The United States Geological Survey (USGS) met with Congresswoman Vicky Hartzler on the bridge at the Gasconade in Jerome Thursday morning. The purpose of the meeting was to demonstrate how streamgauges work and their importance in collecting data for flood prediction, mapping, and other issues.
"After the floods that we've had in this area over the last several years, I wanted to see, personally, the stream gauges that have been so important to predicting the water flow and flooding, but were jeopardized due to some funding issues over the past year," Hartzler said.
The USGS was on hand to discuss the importance of the river gauges and the service they perform. Several gauges were in danger of losing their funding earlier this year, but the city of Waynesville, private organizations and businesses came together to continue to fund gauges locals use as an early warning system when it comes to flooding.
Fourteen gauges were in jeopardy, according to Harzler, and all have been funded through state, local, and private funding.
The gauge data is also a piece of the puzzle when it comes to compiling data for floodplain mapping and very important to help predict when rivers will crest and how high the rivers will become during a flooding event.
The Daily Guide asked the USGS about the gauge at Hazelgreen because there was a point in time where the gauge was offline. USGS representatives explained that the water rose high enough at Hazelgreen to short out the electronics and a crew had to be sent down to collect the data using temporary equipment during the most recent record flooding event.
USGS maintains 274 streamgauges in the state of Missouri and according to their records, 27 of those, or ten percent, saw record peaks during the May 2017 flooding.
The streamgauge at Jerome has been present since 1903 and data has been collected from it for over 100 years.
The USGS said that funding the streamgauges is an "annual process" and that our local streamgauges will have to be funded each year.
They also said that they'll be working with the Department of Natural Resources to look at the streamgauge network to ensure that their highest priority gauges were the ones they were funding. USGS said they plan to reach out to more organizations and entities for funding for the gauges so that they "don't have all their eggs in one basket."
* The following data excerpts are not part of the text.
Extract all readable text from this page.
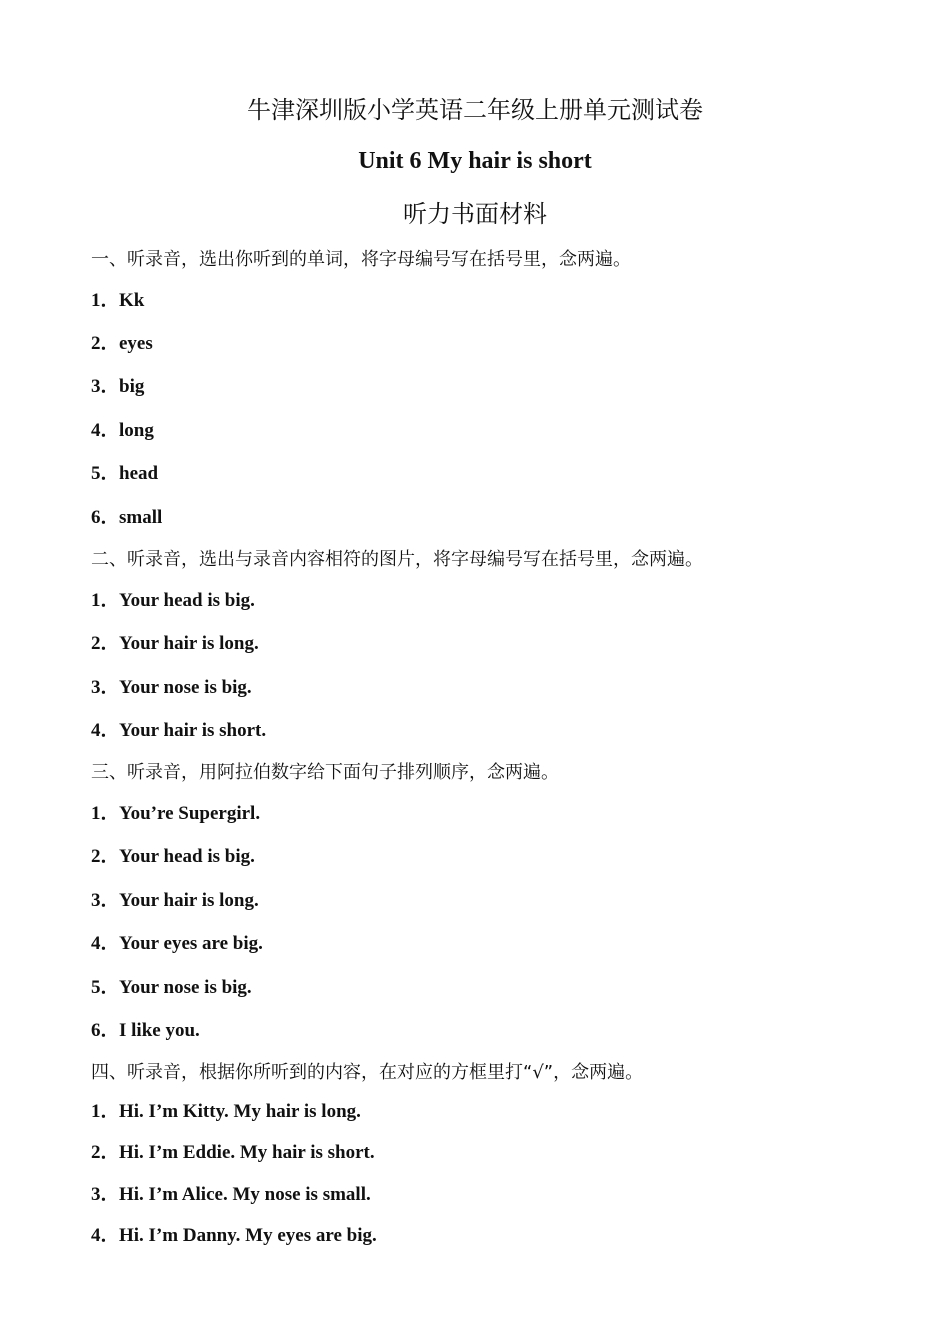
牛津深圳版小学英语二年级上册单元测试卷
Unit 6 My hair is short
听力书面材料
一、听录音，选出你听到的单词，将字母编号写在括号里，念两遍。
1．Kk
2．eyes
3．big
4．long
5．head
6．small
二、听录音，选出与录音内容相符的图片，将字母编号写在括号里，念两遍。
1．Your head is big.
2．Your hair is long.
3．Your nose is big.
4．Your hair is short.
三、听录音，用阿拉伯数字给下面句子排列顺序，念两遍。
1．You’re Supergirl.
2．Your head is big.
3．Your hair is long.
4．Your eyes are big.
5．Your nose is big.
6．I like you.
四、听录音，根据你所听到的内容，在对应的方框里打“√”，念两遍。
1．Hi. I’m Kitty. My hair is long.
2．Hi. I’m Eddie. My hair is short.
3．Hi. I’m Alice. My nose is small.
4．Hi. I’m Danny. My eyes are big.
The Daily Guide asked about the possibility of using individuals living near the rivers to help with river monitoring, but USGS said that it probably wasn't possible due to the nature of equipment and their standards and suggested that the information locals on the ground could provide would likely be information the National Weather Service could use, such as how accurate rising river level predictions are.
In response to media questions about whether there could be increased federal funding for streamgauges, Hartzler said she didn't think she necessarily saw more federal funding, but state, local, and private entity funding expanding in the future.